In January 2013 I bent my nice new company Skoda Fabia estate on a stone wall near where we live in the Pennines to the west of Huddersfield. It was snowing, I wasn’t driving, I’d parked up to shovel snow on a slight incline and the car slid back, all its wheels locked until the open drivers’ door caught the stone wall. I had got through the bad winters since 2007 using snow chains on company cars. These are great and can get you almost anywhere but putting them on and taking them off is a pain, the maximum speed is 30 mph and as soon as you get back on tarmac, off they come; they are of little use on the mixed snow/ice/slush combination that we get on the UK’s roads in winter. Unlike a lot of people round here, I don’t like to park my car half a mile away on the main road; it could get hit by an skidding vehicle, it will get covered in salt and might get sprayed with wet snow from a snow plough that freezes and makes getting into the car the morning after somewhat difficult. The company won’t, as a matter of policy, fit winter tires, which were the obvious solution, so I the best I could do was argue for a set of Goodyear Vector4Season tires. These were fitted in November 2013 when the original Dunlop SP’s finally wore out after 50,000 miles. Then it didn’t snow in the 2013/14 winter, even up in the Pennines but the wet weather performance and the summer dry weather performance were tested to the full. On these measures the tires are good. In the wet weather they felt much more stable and didn’t have any tendency to aquaplane no matter how much water was on the road surface. They didn’t slip on the steep and turning road that approaches our house when the Dunlop’s frequently spun, even in dry weather. In the dry, I didn’t notice any difference but then I am not into “exploring the outer limits of handling of the car†as I was asked once in a well-known national chain of tire fitters so perhaps I wouldn’t notice any difference – well it is only a 1.2 diesel.
But it was the snow performance that I really wanted to test and I had to wait for 34,000 miles and 13 months until 27th and 28th December 2014 to see how the Goodyear’s performed on snow and ice. Finally, we woke to 5-10 cm of snow and the need to go somewhere early in the morning. I reversed down the road past the house and onto the side road that leads to the A62. This side road is never gritted or ploughed and it is steep and twisty. We negotiated it with without difficulty, got onto the A62, realised we had forgot something and went back, driving right up to the house without so much as a twitch of the traction control on the snow. We went over Scapegoat Hill, to over 1,000’ up and onto the snow covered A640, overtaking a 4x4 making slow progress on the way. With a clear wide road covered in snow and going downhill, I did a couple of hard braking tests and the car stopped in a straight line, with no fuss, no sliding and no drama.

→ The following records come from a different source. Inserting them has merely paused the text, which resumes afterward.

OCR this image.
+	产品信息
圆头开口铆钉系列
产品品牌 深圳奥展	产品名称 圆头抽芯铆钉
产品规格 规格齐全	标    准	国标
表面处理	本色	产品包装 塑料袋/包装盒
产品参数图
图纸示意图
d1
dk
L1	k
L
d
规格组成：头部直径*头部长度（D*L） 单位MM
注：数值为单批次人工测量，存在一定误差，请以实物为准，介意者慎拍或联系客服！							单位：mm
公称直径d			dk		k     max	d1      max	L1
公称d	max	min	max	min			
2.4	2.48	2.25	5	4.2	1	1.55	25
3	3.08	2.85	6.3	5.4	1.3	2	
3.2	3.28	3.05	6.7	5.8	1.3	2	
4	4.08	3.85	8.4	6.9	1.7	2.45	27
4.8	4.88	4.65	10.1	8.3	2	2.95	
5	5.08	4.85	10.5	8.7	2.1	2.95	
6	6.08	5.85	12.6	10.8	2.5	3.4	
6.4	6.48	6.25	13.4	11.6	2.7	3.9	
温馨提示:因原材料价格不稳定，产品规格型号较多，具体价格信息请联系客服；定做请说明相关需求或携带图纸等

On the way into Leeds, a dual carriage way had the left lane clear and full of cars doing 20 mph. The right lane was snow covered so I nudged the Fabia into the snow covered second lane and went past them all. The feeling of stability and control on the snow was amazing.
On the 28th, a beautifully sunny day, we went up to the top of the A62 on Standedge, took pictures walked around then drove back along the snow covered hilly back roads to the see various relations. There was a lot of black ice around and the tires coped well going uphill, and when driving appropriately with due regard to the conditions, went downhill in control. No non-studded tire will give good grip on ice – I have driven in Sweden in the depths of winter on studded tires – but at least the Goodyears with multiple Vee shaped cross grooves gives you a better chance of finding some traction on ice compared to the normal summer tires with their big circumferential grooves and tiny water clearing cross grooves.
In short, the best tires I have ever had on a car. They have lasted well, so far with 34,000 miles and still 5-6 mm of tread. It will be an interesting comparison when the car goes back in February 2015 to be replaced by our own Mini which be coming with a set of winter tires – Goodyear don’t make a Vector4Season in the size for the Mini. Any negatives? The fuel consumption got worse dropping from 67ish to less than 64, both figures being well short of what Skoda promise for its Greenline models but that is another story.